The Government has said the merger of two lottery fund distributors is to go ahead. But many questions remain over how it will be done.
Despite the soothing words of Culture Secretary Tessa Jowell last week, there are still significant concerns about the future independence of lottery funding for the voluntary sector following the proposed merger of the Community Fund and the New Opportunities Fund. And it seems that the board of the Community Fund is prepared to dig in its heels to prevent any rapid change.
In her speech, Jowell formally announced the planned merger of the two lottery distributors but said the Government would not exercise more control over funding to charities than it does at present. She added that the proportion of money going to charities would not fall under the changes.
But Community Fund board members are concerned that the Culture Secretary's promises could be reneged on further down the line. "We want answers to our questions in the form of concrete legislation because of the risk that a future Culture Secretary could take a different view to Jowell," says a Community Fund insider.
She adds that the Government was hoping the Jowell announcement would be accompanied by a joint statement from the two funds, agreeing to the merger. "The Government was trying to bounce us into a joint statement with the New Opportunities Fund, but we wouldn't play ball because of our concerns," she says.
The Community Fund and many in the voluntary sector accept that Jowell is speaking in good faith but there are concerns that she has not spelt out how the independence of grants will be maintained. This is a key issue because the Community Fund and New Opportunities Fund have different roles, given that the latter's grants are more closely linked to government priorities in health and education.
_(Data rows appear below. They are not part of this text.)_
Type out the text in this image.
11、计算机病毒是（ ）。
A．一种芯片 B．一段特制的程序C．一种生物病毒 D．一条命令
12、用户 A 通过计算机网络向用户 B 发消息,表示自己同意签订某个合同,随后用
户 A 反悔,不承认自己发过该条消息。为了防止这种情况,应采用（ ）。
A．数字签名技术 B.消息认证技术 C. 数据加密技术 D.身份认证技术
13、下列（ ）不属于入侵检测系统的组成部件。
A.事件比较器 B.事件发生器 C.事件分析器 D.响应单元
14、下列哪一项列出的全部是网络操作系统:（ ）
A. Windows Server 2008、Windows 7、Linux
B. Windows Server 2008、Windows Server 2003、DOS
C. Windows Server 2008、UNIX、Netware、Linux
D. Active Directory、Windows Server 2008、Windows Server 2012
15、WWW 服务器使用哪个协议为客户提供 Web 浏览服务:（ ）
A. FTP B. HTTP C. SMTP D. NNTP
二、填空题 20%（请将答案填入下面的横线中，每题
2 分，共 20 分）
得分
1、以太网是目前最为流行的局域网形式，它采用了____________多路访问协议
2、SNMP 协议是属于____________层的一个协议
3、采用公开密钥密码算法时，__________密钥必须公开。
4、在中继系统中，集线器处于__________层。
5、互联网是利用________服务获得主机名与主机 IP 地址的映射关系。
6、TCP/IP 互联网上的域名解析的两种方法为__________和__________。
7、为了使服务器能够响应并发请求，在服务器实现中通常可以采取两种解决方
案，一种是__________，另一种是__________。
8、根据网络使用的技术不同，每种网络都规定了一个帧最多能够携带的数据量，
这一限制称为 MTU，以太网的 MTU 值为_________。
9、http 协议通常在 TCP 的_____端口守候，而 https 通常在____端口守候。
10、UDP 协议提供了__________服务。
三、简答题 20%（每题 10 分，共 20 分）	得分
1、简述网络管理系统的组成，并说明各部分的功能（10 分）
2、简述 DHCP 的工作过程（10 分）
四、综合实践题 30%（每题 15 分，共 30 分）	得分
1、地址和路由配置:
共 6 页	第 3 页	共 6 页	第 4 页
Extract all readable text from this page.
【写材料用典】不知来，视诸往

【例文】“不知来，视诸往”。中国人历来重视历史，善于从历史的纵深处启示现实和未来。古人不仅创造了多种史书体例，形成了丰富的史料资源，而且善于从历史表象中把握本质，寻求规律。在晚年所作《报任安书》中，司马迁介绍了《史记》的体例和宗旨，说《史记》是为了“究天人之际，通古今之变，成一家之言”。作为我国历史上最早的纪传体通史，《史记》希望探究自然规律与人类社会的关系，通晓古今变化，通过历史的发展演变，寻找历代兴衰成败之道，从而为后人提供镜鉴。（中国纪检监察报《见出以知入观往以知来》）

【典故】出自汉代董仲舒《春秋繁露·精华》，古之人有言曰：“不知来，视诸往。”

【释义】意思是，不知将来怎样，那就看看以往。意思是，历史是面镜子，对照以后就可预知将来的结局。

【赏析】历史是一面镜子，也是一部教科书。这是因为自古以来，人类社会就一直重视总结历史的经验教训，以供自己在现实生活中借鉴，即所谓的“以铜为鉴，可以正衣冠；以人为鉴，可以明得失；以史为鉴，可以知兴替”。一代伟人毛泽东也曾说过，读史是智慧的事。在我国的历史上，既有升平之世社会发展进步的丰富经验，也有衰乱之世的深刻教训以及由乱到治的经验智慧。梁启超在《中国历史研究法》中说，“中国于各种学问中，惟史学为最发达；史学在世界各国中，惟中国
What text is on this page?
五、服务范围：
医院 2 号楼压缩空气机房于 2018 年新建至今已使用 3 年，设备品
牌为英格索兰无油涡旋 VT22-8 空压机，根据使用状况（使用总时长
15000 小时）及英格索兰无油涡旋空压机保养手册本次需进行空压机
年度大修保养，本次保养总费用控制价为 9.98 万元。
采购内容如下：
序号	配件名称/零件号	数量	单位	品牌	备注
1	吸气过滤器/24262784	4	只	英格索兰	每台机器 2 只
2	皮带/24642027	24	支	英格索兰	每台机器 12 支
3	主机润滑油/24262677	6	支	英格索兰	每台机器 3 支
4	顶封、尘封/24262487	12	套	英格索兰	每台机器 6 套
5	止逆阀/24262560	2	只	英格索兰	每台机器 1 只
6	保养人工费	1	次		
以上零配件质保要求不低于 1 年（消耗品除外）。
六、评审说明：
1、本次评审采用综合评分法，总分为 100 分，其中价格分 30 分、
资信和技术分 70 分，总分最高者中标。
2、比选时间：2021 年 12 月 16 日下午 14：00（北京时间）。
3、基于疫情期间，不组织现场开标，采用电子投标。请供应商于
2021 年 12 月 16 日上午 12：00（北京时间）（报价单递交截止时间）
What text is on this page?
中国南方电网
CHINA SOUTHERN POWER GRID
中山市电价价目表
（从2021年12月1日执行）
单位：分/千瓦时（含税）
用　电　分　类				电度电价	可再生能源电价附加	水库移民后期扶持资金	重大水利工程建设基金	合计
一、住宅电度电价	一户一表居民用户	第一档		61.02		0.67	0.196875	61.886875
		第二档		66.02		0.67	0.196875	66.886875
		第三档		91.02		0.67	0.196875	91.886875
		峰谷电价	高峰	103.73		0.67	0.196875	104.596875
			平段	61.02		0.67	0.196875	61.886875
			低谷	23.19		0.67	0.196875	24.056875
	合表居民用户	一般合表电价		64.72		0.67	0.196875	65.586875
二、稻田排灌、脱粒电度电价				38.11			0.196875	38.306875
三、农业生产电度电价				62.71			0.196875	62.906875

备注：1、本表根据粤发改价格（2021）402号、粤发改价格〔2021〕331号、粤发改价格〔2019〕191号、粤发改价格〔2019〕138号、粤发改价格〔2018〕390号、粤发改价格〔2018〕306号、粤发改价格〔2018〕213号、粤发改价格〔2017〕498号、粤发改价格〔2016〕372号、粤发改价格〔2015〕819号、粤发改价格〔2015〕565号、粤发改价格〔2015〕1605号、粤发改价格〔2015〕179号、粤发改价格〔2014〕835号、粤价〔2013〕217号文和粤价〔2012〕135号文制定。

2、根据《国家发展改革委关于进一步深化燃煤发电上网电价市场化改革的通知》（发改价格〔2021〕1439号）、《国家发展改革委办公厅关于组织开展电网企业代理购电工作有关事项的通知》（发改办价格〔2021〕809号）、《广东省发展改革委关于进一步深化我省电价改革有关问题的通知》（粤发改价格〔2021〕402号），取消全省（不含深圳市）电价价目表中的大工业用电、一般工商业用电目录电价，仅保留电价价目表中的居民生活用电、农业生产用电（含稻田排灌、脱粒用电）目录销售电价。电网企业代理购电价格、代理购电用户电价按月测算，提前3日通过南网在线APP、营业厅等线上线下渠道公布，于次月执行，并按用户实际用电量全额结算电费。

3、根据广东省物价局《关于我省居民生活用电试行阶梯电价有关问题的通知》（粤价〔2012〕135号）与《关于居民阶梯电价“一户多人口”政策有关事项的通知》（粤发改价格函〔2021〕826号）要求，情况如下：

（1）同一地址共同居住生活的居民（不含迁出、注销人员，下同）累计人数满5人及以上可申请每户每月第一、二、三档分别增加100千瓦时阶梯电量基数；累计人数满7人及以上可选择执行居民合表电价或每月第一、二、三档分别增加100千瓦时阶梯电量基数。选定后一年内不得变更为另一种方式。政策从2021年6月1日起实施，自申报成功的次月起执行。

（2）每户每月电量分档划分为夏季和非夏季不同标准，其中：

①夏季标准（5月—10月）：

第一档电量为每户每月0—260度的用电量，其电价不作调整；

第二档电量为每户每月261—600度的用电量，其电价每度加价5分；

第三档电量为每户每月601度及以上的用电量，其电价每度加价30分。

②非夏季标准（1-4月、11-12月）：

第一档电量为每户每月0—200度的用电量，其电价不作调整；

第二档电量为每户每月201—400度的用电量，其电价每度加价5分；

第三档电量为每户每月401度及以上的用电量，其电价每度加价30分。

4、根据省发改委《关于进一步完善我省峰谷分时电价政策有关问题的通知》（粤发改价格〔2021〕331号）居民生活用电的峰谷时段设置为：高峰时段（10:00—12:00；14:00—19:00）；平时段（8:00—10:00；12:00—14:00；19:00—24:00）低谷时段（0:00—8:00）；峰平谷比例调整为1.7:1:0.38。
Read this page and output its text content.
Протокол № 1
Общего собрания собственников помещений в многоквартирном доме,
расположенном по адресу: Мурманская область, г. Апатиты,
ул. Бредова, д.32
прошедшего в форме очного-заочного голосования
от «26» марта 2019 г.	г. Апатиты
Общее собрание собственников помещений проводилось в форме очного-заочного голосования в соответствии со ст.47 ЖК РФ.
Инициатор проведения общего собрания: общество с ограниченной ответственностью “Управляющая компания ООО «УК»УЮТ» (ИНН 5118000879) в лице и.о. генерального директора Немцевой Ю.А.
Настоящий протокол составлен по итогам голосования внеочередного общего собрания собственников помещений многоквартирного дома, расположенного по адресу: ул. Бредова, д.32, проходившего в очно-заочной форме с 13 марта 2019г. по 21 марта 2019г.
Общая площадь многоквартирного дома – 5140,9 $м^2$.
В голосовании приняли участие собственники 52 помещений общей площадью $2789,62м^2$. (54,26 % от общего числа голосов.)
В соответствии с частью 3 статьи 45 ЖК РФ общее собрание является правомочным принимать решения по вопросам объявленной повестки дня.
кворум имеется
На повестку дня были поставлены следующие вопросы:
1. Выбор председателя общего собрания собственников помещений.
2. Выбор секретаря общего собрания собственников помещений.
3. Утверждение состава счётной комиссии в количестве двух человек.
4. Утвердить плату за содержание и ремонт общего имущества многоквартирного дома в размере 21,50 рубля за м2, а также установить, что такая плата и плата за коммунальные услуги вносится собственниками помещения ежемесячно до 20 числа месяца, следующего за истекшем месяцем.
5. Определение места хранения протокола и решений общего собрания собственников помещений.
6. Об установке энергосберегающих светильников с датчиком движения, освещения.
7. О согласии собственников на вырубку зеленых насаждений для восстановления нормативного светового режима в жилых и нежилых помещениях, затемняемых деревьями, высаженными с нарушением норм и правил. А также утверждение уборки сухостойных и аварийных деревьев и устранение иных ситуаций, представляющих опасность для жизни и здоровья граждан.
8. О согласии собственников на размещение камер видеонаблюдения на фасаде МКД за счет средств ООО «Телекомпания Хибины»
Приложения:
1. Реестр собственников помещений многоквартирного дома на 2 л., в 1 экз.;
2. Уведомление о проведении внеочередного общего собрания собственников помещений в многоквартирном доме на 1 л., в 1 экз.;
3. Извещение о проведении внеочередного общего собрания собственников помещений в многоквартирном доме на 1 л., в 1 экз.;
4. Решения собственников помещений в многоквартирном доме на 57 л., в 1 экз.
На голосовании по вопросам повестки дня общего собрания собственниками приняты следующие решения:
Jowell has also failed to deal with other conditions recently set out by the Community Fund, such as the need for a devolved approach to grant making and the supporting of disadvantaged communities.
Primary legislation is needed to formally complete a merger and that would take another two years to come into force. Given this, the Government is believed to favour setting up a "shadow" merged body in the interim.
But to do this, it would need the co-operation of current Community Fund board members, which appears uncertain in the short term unless the Government addresses some of their concerns in more detail.
In the longer term, there may also be problems for ministers. For example, Conservative MP John Whittingdale has already called the merger a "takeover" by the New Opportunities Fund and it is likely that in its passage through Parliament, future legislation could encounter opposition in the House of Lords.
Board members at the Community Fund are concerned that its ethos of independence and of funding innovative and sometimes controversial projects could be swamped by the more "government-friendly" culture of the New Opportunities Fund.
It was a vitriolic campaign in the Daily Mail against grants to controversial groups, such as the National Coalition of Anti-Deportation Campaigns, that has put pressure on Jowell to act.
The intervention of Home Secretary David Blunkett last autumn, supporting media criticisms of the Community Fund's grants, was regarded by many in the sector as an illustration of the Government's intention to hobble the Community Fund.
Jowell has denied, however, that the Daily Mail's campaign led to the merger decision, pointing instead to her department's review of the distributors and the need to rationalise the work of the two.
NCVO agrees that there could be a business case for bringing the distributors together. "There's a shrinking pot of money from the Lottery so we can see the argument for making savings by merging distributors," says a spokesman.
But the Government needs to provide more details on how these savings will be made and who will benefit, he adds.
Brian Lamb, communications director at RNID, says he can see the advantages of merger but that issues such as independence and guarantees that charity funding will not be reduced need to be clearly addressed.
With lottery receipts falling, he says, it no longer makes sense to have two large distributors working separately, each with their own strategies and staffing hierarchies. Putting the two together would create a bigger pot of money, which could result in a more effective use of funds across different areas of activity, he believes. He hopes the merger will also be accompanied by a simplified application form. Streamlining was one of the arguments used by Jowell, who said the merger would offer applicants "a single front door".
Luke FitzHerbert, senior researcher at the Directory of Social Change, says that change was on the cards well before the media campaign against the Community Fund. "Before the general election, Labour said it intended to make the lottery distributors conform to strategic goals rather than just making grants, so the merger decision is not unexpected."
But he said it was a regrettable move to bring the stream of charitable funding closer to government. "The Community Fund made grants at arm's length from the Government but that arm has now become withered," he says.
For her part, Jowell said that she would be consulting charities on the proposed changes. But there is some scepticism about this offer, given that one of her junior ministers told ACEVO in mid-February that no decision on merger would be announced before consultation with the sector. Speaking last month, ACEVO chief executive Stephen Bubb said he was concerned that losing the Community Fund meant losing a large independent source of funding for community organisations.
Citing research from the Community Fund that three-quarters of the public think lottery distribution should be completely independent, he called for a new, not-for-profit body that was truly independent. The advantage of this, says Bubb, was such a body would not be linked to the New Opportunities Fund, whose grants are closer to government policy.